I know that it overloads the operator, otherwise division would not compile. :twisted:
I think the problem here, is that the new encoding introduces a nonlinear transformation for negative arguments and that makes division cease to work.
Maybe I am missing something, but as far as I understand division and multiplication of two Score values is not intended and (hopefully) leads to a compilation error.

Division by an integer is defined component-wise. The eg and mg are extracted from the Score value, they are divided by the integer, and a new Score value is constructed using make_score(). Whatever is changed in the internal representation of Score is not going to affect this.
syzygy wrote:...(But I think this is never actually used in current SF.)...
So you know the whole stockfish?
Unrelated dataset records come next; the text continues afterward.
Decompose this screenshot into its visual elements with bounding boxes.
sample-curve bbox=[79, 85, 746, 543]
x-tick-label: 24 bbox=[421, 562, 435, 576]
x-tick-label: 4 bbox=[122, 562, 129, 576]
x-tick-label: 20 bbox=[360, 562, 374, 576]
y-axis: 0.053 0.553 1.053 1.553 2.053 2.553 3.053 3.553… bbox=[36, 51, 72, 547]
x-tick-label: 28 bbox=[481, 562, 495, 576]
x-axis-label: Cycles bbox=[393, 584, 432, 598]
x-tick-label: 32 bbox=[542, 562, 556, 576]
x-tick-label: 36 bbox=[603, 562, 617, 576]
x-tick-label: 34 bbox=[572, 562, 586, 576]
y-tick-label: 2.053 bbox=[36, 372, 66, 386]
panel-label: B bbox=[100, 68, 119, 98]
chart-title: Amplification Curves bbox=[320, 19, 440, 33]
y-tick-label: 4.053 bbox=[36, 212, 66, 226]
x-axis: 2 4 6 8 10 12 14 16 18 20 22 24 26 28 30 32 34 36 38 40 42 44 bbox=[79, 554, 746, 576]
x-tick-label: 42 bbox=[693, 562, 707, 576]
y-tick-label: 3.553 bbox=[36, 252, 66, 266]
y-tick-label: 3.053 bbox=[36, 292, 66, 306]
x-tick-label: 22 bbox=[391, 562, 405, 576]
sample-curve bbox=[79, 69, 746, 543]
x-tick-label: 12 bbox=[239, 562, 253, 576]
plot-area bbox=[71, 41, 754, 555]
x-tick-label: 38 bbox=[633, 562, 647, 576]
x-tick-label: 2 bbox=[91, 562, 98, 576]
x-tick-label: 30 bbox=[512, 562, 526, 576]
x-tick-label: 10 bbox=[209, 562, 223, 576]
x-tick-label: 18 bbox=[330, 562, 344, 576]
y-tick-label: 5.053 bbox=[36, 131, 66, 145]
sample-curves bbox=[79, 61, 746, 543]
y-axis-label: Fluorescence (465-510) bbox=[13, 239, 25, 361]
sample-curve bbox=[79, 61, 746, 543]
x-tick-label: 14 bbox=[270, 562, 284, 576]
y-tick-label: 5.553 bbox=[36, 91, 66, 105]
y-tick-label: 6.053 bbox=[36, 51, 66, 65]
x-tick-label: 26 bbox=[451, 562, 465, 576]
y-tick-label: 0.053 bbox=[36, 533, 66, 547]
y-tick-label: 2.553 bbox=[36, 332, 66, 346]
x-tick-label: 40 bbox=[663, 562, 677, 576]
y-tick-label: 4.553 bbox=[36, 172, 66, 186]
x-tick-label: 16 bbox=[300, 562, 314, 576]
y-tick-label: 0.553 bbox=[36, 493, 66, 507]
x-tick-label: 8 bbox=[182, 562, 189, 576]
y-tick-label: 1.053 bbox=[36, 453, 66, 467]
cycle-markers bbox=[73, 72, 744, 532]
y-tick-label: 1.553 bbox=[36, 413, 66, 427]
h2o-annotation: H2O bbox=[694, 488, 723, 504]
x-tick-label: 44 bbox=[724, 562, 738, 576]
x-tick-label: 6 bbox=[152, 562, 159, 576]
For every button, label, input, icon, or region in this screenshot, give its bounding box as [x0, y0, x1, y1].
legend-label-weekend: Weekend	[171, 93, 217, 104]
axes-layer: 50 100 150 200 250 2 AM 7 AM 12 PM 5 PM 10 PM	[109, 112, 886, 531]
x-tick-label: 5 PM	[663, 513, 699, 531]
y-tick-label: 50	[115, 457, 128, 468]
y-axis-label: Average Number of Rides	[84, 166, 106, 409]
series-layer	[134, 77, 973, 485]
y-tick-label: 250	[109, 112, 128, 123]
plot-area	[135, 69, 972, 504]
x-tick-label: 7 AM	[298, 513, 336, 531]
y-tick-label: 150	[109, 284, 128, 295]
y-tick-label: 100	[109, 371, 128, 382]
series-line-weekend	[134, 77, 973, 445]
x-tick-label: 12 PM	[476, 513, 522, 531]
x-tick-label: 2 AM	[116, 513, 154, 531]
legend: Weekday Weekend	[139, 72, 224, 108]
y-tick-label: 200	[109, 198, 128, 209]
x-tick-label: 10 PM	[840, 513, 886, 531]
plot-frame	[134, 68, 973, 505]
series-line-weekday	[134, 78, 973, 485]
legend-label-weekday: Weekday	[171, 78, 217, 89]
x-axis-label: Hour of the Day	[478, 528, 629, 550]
Impressive...
In Cfish I included:

Code: Select all

INLINE Score score_divide(Score s, int i)
{
  return make_score(mg_value(s) / i, eg_value(s) / i);
}
but I ended up never using score_divide() in the rest of the code. This means the operator overload is never used, because if I had overlooked it Cfish's node counts would deviate from those of Stockfish.
BeyondCritics
Posts: 415
Joined: Sat May 05, 2012 2:48 pm
Full name: Oliver Roese

Re: Proposal requiring arithmetic right shift + 2^s compleme

Post by BeyondCritics »

After looking that up here, i see that vectorized division of Scores is actually not defined in my Stockfish and it wouldn't work either. Sorry for the confusion i created. I had i wrong in memory from yesterday.